The most obvious example of this is the Kashmir Valley, where since the revocation of Article 370, people were forced to live under prolonged curfew for almost a year with interim relief in between. The Valley also frequently faces communication blackout, throwing people off the internet highway. The longest of this was after Article 370’s revocation in August 2019, when the people were without internet access for over 200 days. In a digital world, where everything from education and employment to medical care is digitised, deliberate denial of the internet is tantamount to solitary confinement.

But I am not writing about Kashmir here in this column. I am writing about mainland India, the haven of peace and justice. The land of free and equal opportunities. But conditions apply. Of course, conditions have been applying right after independence, despite the pragmatism and magnanimity of the Constitution, but the situation had not become as precarious as it has been in the last few years. The reason for this is simple. In addition to specific laws, passed Constitutionally, that restrict select communities’ rights to practice and propagate their religion as they deem fit, or curb their rights to ply their traditional trade etc., the government has been winking at the emergence of extra-Constitutional armed and vigilante groups which act as law-enforcers by terrorising ordinary citizens. Since these groups claim impunity from the State, these victims can’t even expect justice from the State!

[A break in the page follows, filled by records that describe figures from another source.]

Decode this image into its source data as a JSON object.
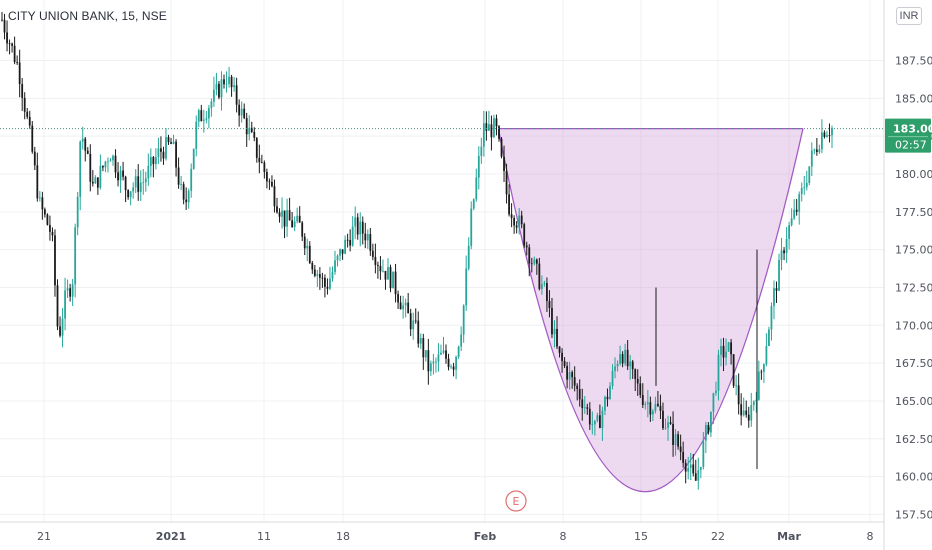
{
  "symbol_title": "CITY UNION BANK, 15, NSE",
  "currency_label": "INR",
  "last_price_label": "183.00",
  "countdown_label": "02:57",
  "event_marker": "E",
  "colors": {
    "up": "#26a69a",
    "down": "#1a1a1a",
    "cup_fill": "rgba(214,170,222,0.45)",
    "cup_stroke": "#a35bc4",
    "price_tag": "#2e9e6a",
    "last_price_line": "#4a8f7d",
    "event_marker": "#e06f6f"
  },
  "chart_data": {
    "type": "candlestick",
    "title": "CITY UNION BANK, 15, NSE",
    "xlabel": "",
    "ylabel": "",
    "ylim": [
      157.0,
      191.5
    ],
    "y_ticks": [
      "157.50",
      "160.00",
      "162.50",
      "165.00",
      "167.50",
      "170.00",
      "172.50",
      "175.00",
      "177.50",
      "180.00",
      "182.50",
      "185.00",
      "187.50"
    ],
    "y_tick_values": [
      157.5,
      160,
      162.5,
      165,
      167.5,
      170,
      172.5,
      175,
      177.5,
      180,
      182.5,
      185,
      187.5
    ],
    "x_tick_labels": [
      "21",
      "2021",
      "11",
      "18",
      "Feb",
      "8",
      "15",
      "22",
      "Mar",
      "8"
    ],
    "last_price": 183.0,
    "price_series": [
      {
        "t": 0,
        "p": 190.2
      },
      {
        "t": 0.02,
        "p": 187.0
      },
      {
        "t": 0.035,
        "p": 182.0
      },
      {
        "t": 0.045,
        "p": 178.0
      },
      {
        "t": 0.06,
        "p": 176.0
      },
      {
        "t": 0.068,
        "p": 169.0
      },
      {
        "t": 0.075,
        "p": 171.5
      },
      {
        "t": 0.085,
        "p": 173.0
      },
      {
        "t": 0.095,
        "p": 183.0
      },
      {
        "t": 0.11,
        "p": 179.0
      },
      {
        "t": 0.13,
        "p": 181.5
      },
      {
        "t": 0.15,
        "p": 179.0
      },
      {
        "t": 0.17,
        "p": 179.5
      },
      {
        "t": 0.19,
        "p": 181.5
      },
      {
        "t": 0.205,
        "p": 182.0
      },
      {
        "t": 0.22,
        "p": 177.5
      },
      {
        "t": 0.235,
        "p": 183.5
      },
      {
        "t": 0.255,
        "p": 185.0
      },
      {
        "t": 0.27,
        "p": 186.5
      },
      {
        "t": 0.285,
        "p": 184.5
      },
      {
        "t": 0.31,
        "p": 181.0
      },
      {
        "t": 0.325,
        "p": 179.0
      },
      {
        "t": 0.34,
        "p": 177.0
      },
      {
        "t": 0.36,
        "p": 176.5
      },
      {
        "t": 0.375,
        "p": 174.0
      },
      {
        "t": 0.39,
        "p": 172.5
      },
      {
        "t": 0.41,
        "p": 175.0
      },
      {
        "t": 0.425,
        "p": 176.5
      },
      {
        "t": 0.44,
        "p": 176.0
      },
      {
        "t": 0.455,
        "p": 174.0
      },
      {
        "t": 0.47,
        "p": 173.0
      },
      {
        "t": 0.485,
        "p": 171.0
      },
      {
        "t": 0.5,
        "p": 169.5
      },
      {
        "t": 0.515,
        "p": 167.0
      },
      {
        "t": 0.53,
        "p": 168.0
      },
      {
        "t": 0.545,
        "p": 167.5
      },
      {
        "t": 0.555,
        "p": 170.5
      },
      {
        "t": 0.565,
        "p": 177.0
      },
      {
        "t": 0.58,
        "p": 183.0
      },
      {
        "t": 0.595,
        "p": 183.0
      },
      {
        "t": 0.61,
        "p": 178.0
      },
      {
        "t": 0.625,
        "p": 176.5
      },
      {
        "t": 0.64,
        "p": 174.0
      },
      {
        "t": 0.655,
        "p": 172.0
      },
      {
        "t": 0.67,
        "p": 168.0
      },
      {
        "t": 0.685,
        "p": 166.5
      },
      {
        "t": 0.7,
        "p": 165.0
      },
      {
        "t": 0.715,
        "p": 163.0
      },
      {
        "t": 0.73,
        "p": 165.5
      },
      {
        "t": 0.745,
        "p": 168.5
      },
      {
        "t": 0.76,
        "p": 166.5
      },
      {
        "t": 0.775,
        "p": 165.0
      },
      {
        "t": 0.79,
        "p": 164.5
      },
      {
        "t": 0.805,
        "p": 163.0
      },
      {
        "t": 0.82,
        "p": 161.5
      },
      {
        "t": 0.835,
        "p": 159.5
      },
      {
        "t": 0.845,
        "p": 162.0
      },
      {
        "t": 0.855,
        "p": 164.5
      },
      {
        "t": 0.865,
        "p": 168.0
      },
      {
        "t": 0.875,
        "p": 168.5
      },
      {
        "t": 0.885,
        "p": 165.5
      },
      {
        "t": 0.895,
        "p": 163.5
      },
      {
        "t": 0.905,
        "p": 165.0
      },
      {
        "t": 0.915,
        "p": 167.0
      },
      {
        "t": 0.93,
        "p": 172.0
      },
      {
        "t": 0.945,
        "p": 176.0
      },
      {
        "t": 0.96,
        "p": 178.0
      },
      {
        "t": 0.975,
        "p": 181.0
      },
      {
        "t": 0.99,
        "p": 183.0
      },
      {
        "t": 1.0,
        "p": 183.0
      }
    ],
    "annotation": {
      "type": "cup",
      "left": {
        "t": 0.598,
        "p": 183.0
      },
      "bottom": {
        "t": 0.775,
        "p": 159.0
      },
      "right": {
        "t": 0.965,
        "p": 183.0
      }
    }
  }
}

Citizenship has three aspects. The first is legal or constitutional. This determines the rights and privileges of being a citizen. Participation in democratic processes. Access to government facilities and largesse—from rations, education, healthcare to subsidised housing. Assurance of security of life and livelihood, as well as practice of religion and celebration of festivals. When the State deems one practice as cultural and another as religious it diminishes the Constitutional aspects of citizenship.

The second is social, which refers to the ease of living or the quality of life one can have. This translates into what citizenship mean to ordinary people in their everyday life. The familiarity with the place, neighbours, culture, food, language and even religious practices. People should be able to live where they are happy and not just secure. They should be able to enjoy their lives and not just exist. Refusal to rent places to people because of their religion or eating habits lead to religious and caste segregations in cities. It creates ghettos not just in the physical space but mental too. And mental ghettos lead to insecurity.




This brings in the third aspect of citizenship: security. Not only must the State assure equal security to all, but it should also remove insecurity among people about one another. Instead, today the State is leading in fostering insecurity among people. This not only restricts access of certain people to full citizenship rights, but it also makes them vulnerable to suspicion by fellow citizens as well as law-enforcement agencies. The spectre of terrorism and national security is being frequently raised to disenfranchise certain people.

For example, nearly 20 per cent of all undertrials in Indian prisons are Muslims, while the total Muslim population of India is just about 14 per cent. A large number of these either already have or are likely to spend over a decade as undertrials. An overworked judiciary is not the only reason for this. Many of these prisoners are charged, without evidence, under non-bailable acts, suchn as the Unlawful Activities Prevention Act. According to one fact-checking website, since 2014, 10,552 Indians have been booked under the UAPA and only 253 have been convicted so far. Clearly, the UAPA is being used as a political tool to deny rights and liberty to certain people. No prizes for guessing who these could be.

Sadly, none of these fosters security because honestly the source of our insecurity lies outside the borders of India, not within. Constant screening for enemies within only undermines us as citizens and adds to our collective insecurity. Insecure people are unhappy people. Something to reflect upon as we prepare to usher in the new year.